The team built the tank using a carbon fiber frame and 3D-printed gears and treads.

“There was a lot of messing around and tinkering with it,” Ethan said. “A lot of it is trial by error. We’ll have to see what actually happens this Saturday.”

At Peak to Peak, kindergarten teacher Amy Moran has coordinated participating student teams from the school for six years. Along with sponsoring a rocket club for middle and high schoolers with help from a Ball Aerospace mentor, she works with her kindergarten class each year to develop a project.

This year, kindergartners came up with the idea to promote their school by sending up banners that spell out the school’s acronym — P2P — that have a parachute attached to one end and sand-filled rubber ducks attached to the other.

One student suggested rubber ducks because they would be less likely to hurt someone when landing than more traditional weights, she said. Another came up with tape diapers to keep the sand in the ducks.

“They’re natural engineers and natural problem solvers,” she said.

Incoming first grader Grace Baumgarten said she’s hoping to win the navigation contest to win money for their school, with the first place team receiving $5,000. Others said they’re looking forward to the trip to watch the launch.

“(The banner) might touch the clouds,” said Penny Van der Riet, who will be a first grader in the fall. “I’m excited to have fun.”

Another Peak to Peak to team looked online for videos of the launch to get a better idea of what its payload would need to withstand, but couldn’t find what it wanted. So it is sending up camera, plus a back up GoPro and altitude and pressure sensors, in a bid to document “all the payloads in the sky.”

“It’s great to have the ability to put something you built on a rocket,” said incoming eighth grader Robert Gable. “We think it will look really cool.”

For Peak to Peak’s “Operation Falling Weather” team, its duct tape- and foam-packed capsule includes an Arduino microcontroller coded to process weather data and send it to an SD card, plus a camera to film the descent.
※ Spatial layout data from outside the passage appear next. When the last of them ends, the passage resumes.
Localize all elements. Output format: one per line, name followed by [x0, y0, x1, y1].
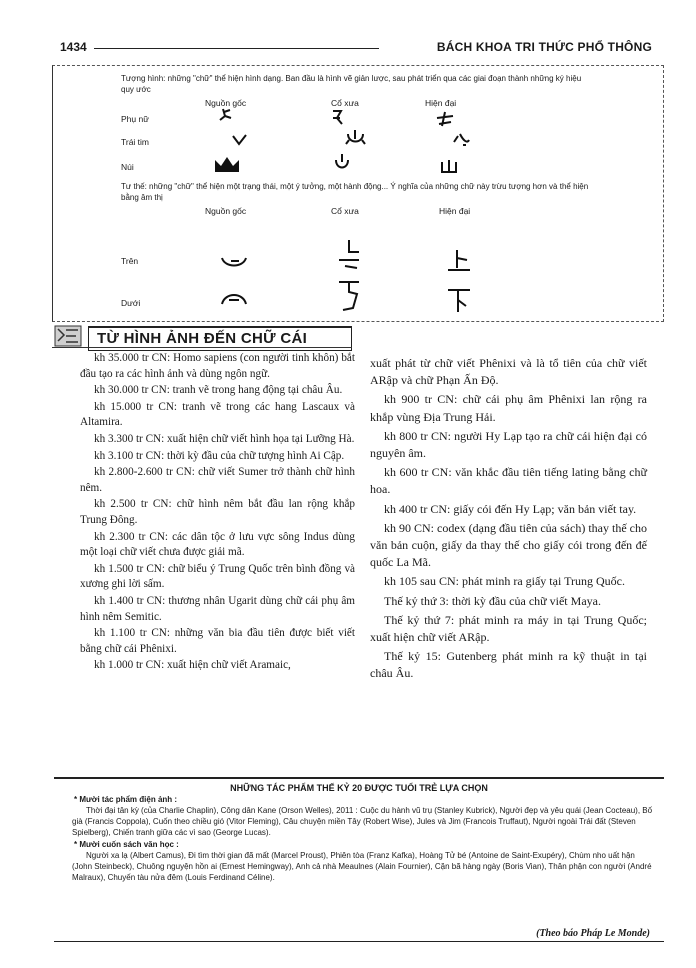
woman-modern-glyph — [433, 110, 457, 128]
books-list: Người xa lạ (Albert Camus), Đi tìm thời gian đã mất (Marcel Proust), Phiên tòa (Franz Kafka), Hoàng Tử bé (Antoine de Saint-Exupéry), Chùm nho uất hận (John Steinbeck), Chuông nguyện hồn ai (Ernest Hemingway), Anh cả nhà Meaulnes (Alain Fournier), Cặn bã hàng ngày (Boris Vian), Thân phận con người (André Malraux), Chuyến tàu nửa đêm (Louis Ferdinand Céline). — [72, 851, 652, 882]
timeline-entry: kh 600 tr CN: văn khắc đầu tiên tiếng lating bằng chữ hoa. — [370, 465, 647, 497]
timeline-left-column — [80, 351, 355, 675]
films-list: Thời đại tân kỳ (của Charlie Chaplin), Công dân Kane (Orson Welles), 2011 : Cuộc du hành vũ trụ (Stanley Kubrick), Người đẹp và yêu quái (Jean Cocteau), Bố già (Francis Coppola), Cuốn theo chiều gió (Vitor Fleming), Câu chuyện miền Tây (Robert Wise), Jules và Jim (Francois Truffaut), Người ngoài Trái đất (Steven Spielberg), Chiến tranh giữa các vì sao (George Lucas). — [72, 806, 653, 837]
col-header-origin-2: Nguồn gốc — [205, 206, 247, 216]
timeline-entry: kh 900 tr CN: chữ cái phụ âm Phênixi lan rộng ra khắp vùng Địa Trung Hải. — [370, 392, 647, 424]
timeline-entry: kh 1.000 tr CN: xuất hiện chữ viết Aramaic, — [94, 659, 291, 672]
below-origin-glyph — [219, 290, 249, 308]
timeline-entry: kh 3.300 tr CN: xuất hiện chữ viết hình họa tại Lưỡng Hà. — [94, 432, 355, 445]
col-header-ancient-2: Cổ xưa — [331, 206, 359, 216]
timeline-entry: kh 800 tr CN: người Hy Lạp tạo ra chữ cái hiện đại có nguyên âm. — [370, 428, 647, 461]
page-header — [52, 40, 652, 58]
above-ancient-glyph — [335, 238, 363, 272]
row-label-below: Dưới — [121, 298, 141, 308]
below-modern-glyph — [445, 286, 473, 316]
books-heading: * Mười cuốn sách văn học : — [74, 840, 179, 849]
timeline-entry: kh 90 CN: codex (dạng đầu tiên của sách) thay thế cho văn bản cuộn, giấy da thay thế cho giấy cói trong đến đế quốc La Mã. — [370, 520, 647, 570]
works-box — [54, 777, 664, 942]
section-ornament-icon — [54, 325, 82, 347]
page-number: 1434 — [60, 40, 87, 54]
timeline-entry: kh 1.100 tr CN: những văn bia đầu tiên được biết viết bằng chữ cái Phênixi. — [80, 627, 355, 655]
timeline-right-column — [370, 355, 647, 685]
woman-origin-glyph — [215, 106, 239, 126]
timeline-entry: kh 30.000 tr CN: tranh vẽ trong hang động tại châu Âu. — [94, 384, 343, 397]
films-heading: * Mười tác phẩm điện ảnh : — [74, 795, 178, 804]
timeline-entry: kh 15.000 tr CN: tranh vẽ trong các hang Lascaux và Altamira. — [80, 400, 355, 429]
above-modern-glyph — [445, 246, 473, 274]
mountain-ancient-glyph — [331, 152, 353, 174]
timeline-entry: kh 105 sau CN: phát minh ra giấy tại Trung Quốc. — [384, 574, 625, 589]
row-label-above: Trên — [121, 256, 139, 266]
timeline-entry: kh 1.400 tr CN: thương nhân Ugarit dùng chữ cái phụ âm hình nêm Semitic. — [80, 594, 355, 623]
ideograph-intro: Tư thế: những "chữ" thể hiện một trạng thái, một ý tưởng, một hành động... Ý nghĩa của những chữ này trừu tượng hơn và thể hiện bằng âm thị — [121, 182, 589, 202]
timeline-entry: kh 3.100 tr CN: thời kỳ đầu của chữ tượng hình Ai Cập. — [94, 449, 345, 462]
timeline-entry: Thế kỷ thứ 7: phát minh ra máy in tại Trung Quốc; xuất hiện chữ viết ARập. — [370, 612, 647, 645]
section-rule — [52, 347, 352, 348]
col-header-ancient-1: Cổ xưa — [331, 98, 359, 108]
source-citation: (Theo báo Pháp Le Monde) — [536, 928, 650, 939]
col-header-modern-1: Hiện đại — [425, 98, 457, 108]
row-label-heart: Trái tim — [121, 137, 150, 147]
timeline-entry: Thế kỷ thứ 3: thời kỳ đầu của chữ viết Maya. — [384, 593, 601, 608]
timeline-entry: xuất phát từ chữ viết Phênixi và là tổ tiên của chữ viết ARập và chữ Phạn Ấn Độ. — [370, 356, 647, 388]
mountain-origin-glyph — [213, 154, 241, 174]
works-box-title: NHỮNG TÁC PHẨM THẾ KỶ 20 ĐƯỢC TUỔI TRẺ LỰA CHỌN — [230, 783, 488, 793]
woman-ancient-glyph — [329, 108, 355, 128]
timeline-entry: kh 1.500 tr CN: chữ biểu ý Trung Quốc trên bình đồng và xương ghi lời sấm. — [80, 562, 355, 591]
above-origin-glyph — [219, 254, 249, 270]
section-title: TỪ HÌNH ẢNH ĐẾN CHỮ CÁI — [97, 330, 308, 347]
timeline-entry: kh 2.300 tr CN: các dân tộc ở lưu vực sông Indus dùng một loại chữ viết chưa được giải mã. — [80, 530, 355, 559]
timeline-entry: kh 2.500 tr CN: chữ hình nêm bắt đầu lan rộng khắp Trung Đông. — [80, 498, 355, 526]
mountain-modern-glyph — [439, 158, 459, 174]
book-title: BÁCH KHOA TRI THỨC PHỔ THÔNG — [436, 40, 652, 54]
timeline-entry: Thế kỷ 15: Gutenberg phát minh ra kỹ thuật in tại châu Âu. — [370, 649, 647, 681]
timeline-entry: kh 35.000 tr CN: Homo sapiens (con người tinh khôn) bắt đầu tạo ra các hình ảnh và dùng ngôn ngữ. — [80, 352, 355, 380]
heart-ancient-glyph — [343, 126, 369, 148]
timeline-entry: kh 2.800-2.600 tr CN: chữ viết Sumer trở thành chữ hình nêm. — [80, 466, 355, 494]
row-label-woman: Phụ nữ — [121, 114, 149, 124]
row-label-mountain: Núi — [121, 162, 134, 172]
heart-origin-glyph — [229, 130, 251, 148]
col-header-modern-2: Hiện đại — [439, 206, 471, 216]
col-header-origin-1: Nguồn gốc — [205, 98, 247, 108]
writing-evolution-figure — [52, 65, 664, 322]
below-ancient-glyph — [335, 278, 363, 312]
pictograph-intro: Tượng hình: những "chữ" thể hiện hình dạng. Ban đầu là hình vẽ giản lược, sau phát triển qua các giai đoạn thành những ký hiệu quy ước — [121, 74, 582, 94]
heart-modern-glyph — [449, 130, 473, 148]
header-rule — [94, 48, 379, 49]
timeline-entry: kh 400 tr CN: giấy cói đến Hy Lạp; văn bản viết tay. — [384, 501, 637, 516]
“Our worst fear is we can’t find it after the launch,” said incoming seventh grader Bennett Ross. “We have no idea what the conditions are like when it comes down.”

Incoming Monarch High sophomore Matthew Berg, a veteran launch participant whose team built the greenhouse gas assessment payload, said his team’s capsule includes several sensors to collect data on greenhouses gases.

The data will be stored on an SD card, while there’s a GPS to help recover the bright red cylinder holding all the equipment.

“It’s fun to get to do things with electronics and programming that I wouldn’t usually get to do,” Matthew said.

Like the other students, he said, he’s both excited for the launch and nervous something will go wrong.

“Nothing ever always works,” he said. “It’s out of our hands now.”